Transcript of the audio:
This is Paul von Zielbauer from Aging with Strength with a quick audio addendum, on this Thanksgiving eve, to my post yesterday on intermittent fasting, which I have found, through personal experience and by talking with many people who practice it in midlife and beyond, to have myriad benefits to daily well being. But not everyone thinks so, and some experts are on record saying intermittent fasting, or I.F. for short, works for losing some flab weight but not much else. One of my readers pointed out a recent WSJ article with almost that exact headline.
So, where do I, a journalist who’s not a nutritionist, not a doctor, not a clinician of any kind, get off cautiously recommending I.F. to people in their 50s and up? And also, how the hell does anyone, including yours truly, really know if I.F., as some research that I linked to in my article yesterday indicates, helps slow the pace of biological aging, or reduces the risk of Alzheimer’s, or makes muscle tissue stronger even if it reduces its mass in the process? (These are all findings indicated in research I linked to in the post yesterday, among others.)
Well, the answer is that I don’t really know — and neither do any of the “health and wellness” YouTube carnival barkers on the scale of Andrew Huberman and charlatans like him who profess categorical certainty about the efficacy of fasting and other experiments with nutrition, strength, eating and food. But I’ve talked to enough thoughtful people who practice I.F., about what they believe it does for them, and I’ve read the abstracts of enough credible research that isn’t bogged down by obvious conflicts of interest among the researchers, to believe that intermittent fasting done right can help wean us off the industrialized, ultra-processed food conveyor belt that so many Americans are on, or are susceptible to being on, because with every other daily stressor, it’s easier to just keep eating habitually, which for many of us includes snacking after dinner.
Of course, I realize the irony of saying this the day before we stuff our pie holes with way too much food for Thanksgiving. Good luck with that, by the way.
But if there’s one single thing that I.F. has given me, in my own experience fasting from 7pm to 10am almost every day, it’s the ability to not eat after dinner. And that alone creates knock-on benefits — for better sleep, better digestion, a less maniacal need for caffeine, a more durable daytime energy and ability to focus and the ability to simply remain food disciplined — that are lot harder to achieve, in my opinion, without intermittent fasting.

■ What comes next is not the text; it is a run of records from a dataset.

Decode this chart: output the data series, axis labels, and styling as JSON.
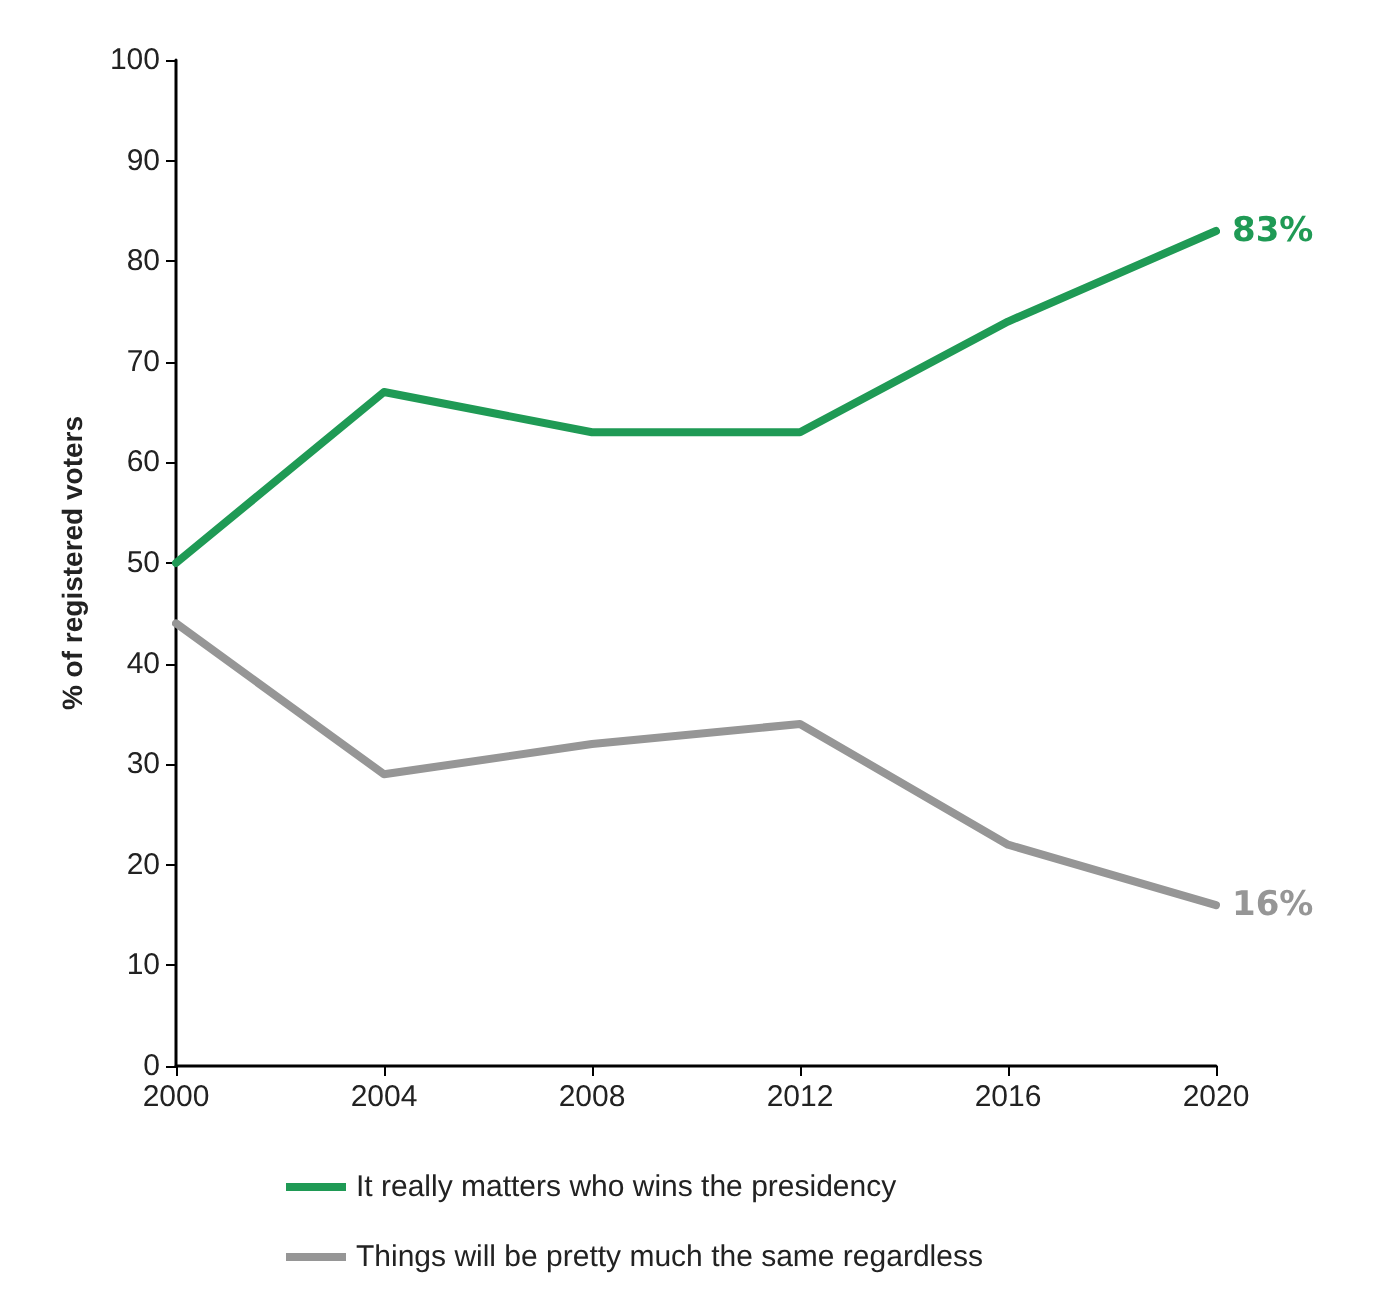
{
  "chart_data": {
    "type": "line",
    "ylabel": "% of registered voters",
    "x": [
      2000,
      2004,
      2008,
      2012,
      2016,
      2020
    ],
    "series": [
      {
        "name": "It really matters who wins the presidency",
        "color": "#1f9a55",
        "values": [
          50,
          67,
          63,
          63,
          74,
          83
        ],
        "value_labels": [
          null,
          null,
          null,
          null,
          null,
          "83%"
        ]
      },
      {
        "name": "Things will be pretty much the same regardless",
        "color": "#969696",
        "values": [
          44,
          29,
          32,
          34,
          22,
          16
        ],
        "value_labels": [
          null,
          null,
          null,
          null,
          null,
          "16%"
        ]
      }
    ],
    "xlim": [
      2000,
      2020
    ],
    "xticks": [
      2000,
      2004,
      2008,
      2012,
      2016,
      2020
    ],
    "ylim": [
      0,
      100
    ],
    "yticks": [
      0,
      10,
      20,
      30,
      40,
      50,
      60,
      70,
      80,
      90,
      100
    ],
    "grid": false,
    "legend": "bottom",
    "marker": "none",
    "line_style": "solid"
  }
}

Are there longitudinal studies proving I.F. helps slow your rate of biological aging? No. Is there research on more than a couple thousand people from diverse ethnic, gender and socio-economic backgrounds that are dispositive about I.F. lowering your chances of getting cancer or dementia or Type 2 diabetes? No.
But when it comes to intermittent fasting, I’m encouraged by how it more closely resembles how humans evolved to nourish themselves and endure periods of involuntary fast. Physiologically, it feels natural to stop eating after dinner (once you get used to not eating after dinner, which takes some discipline.) At a genetic level amost, it just feels right to not wake up and immediately eat, then sit for three hours at a desk and then eat again, and continue the pattern of eating and “sedentarianism.”
I’ll continue investigating the research on I.F., and if you have thoughts or questions, please put them into a comment on the Aging with Strength substack. Until then, Happy Thanksgiving and thanks for listening.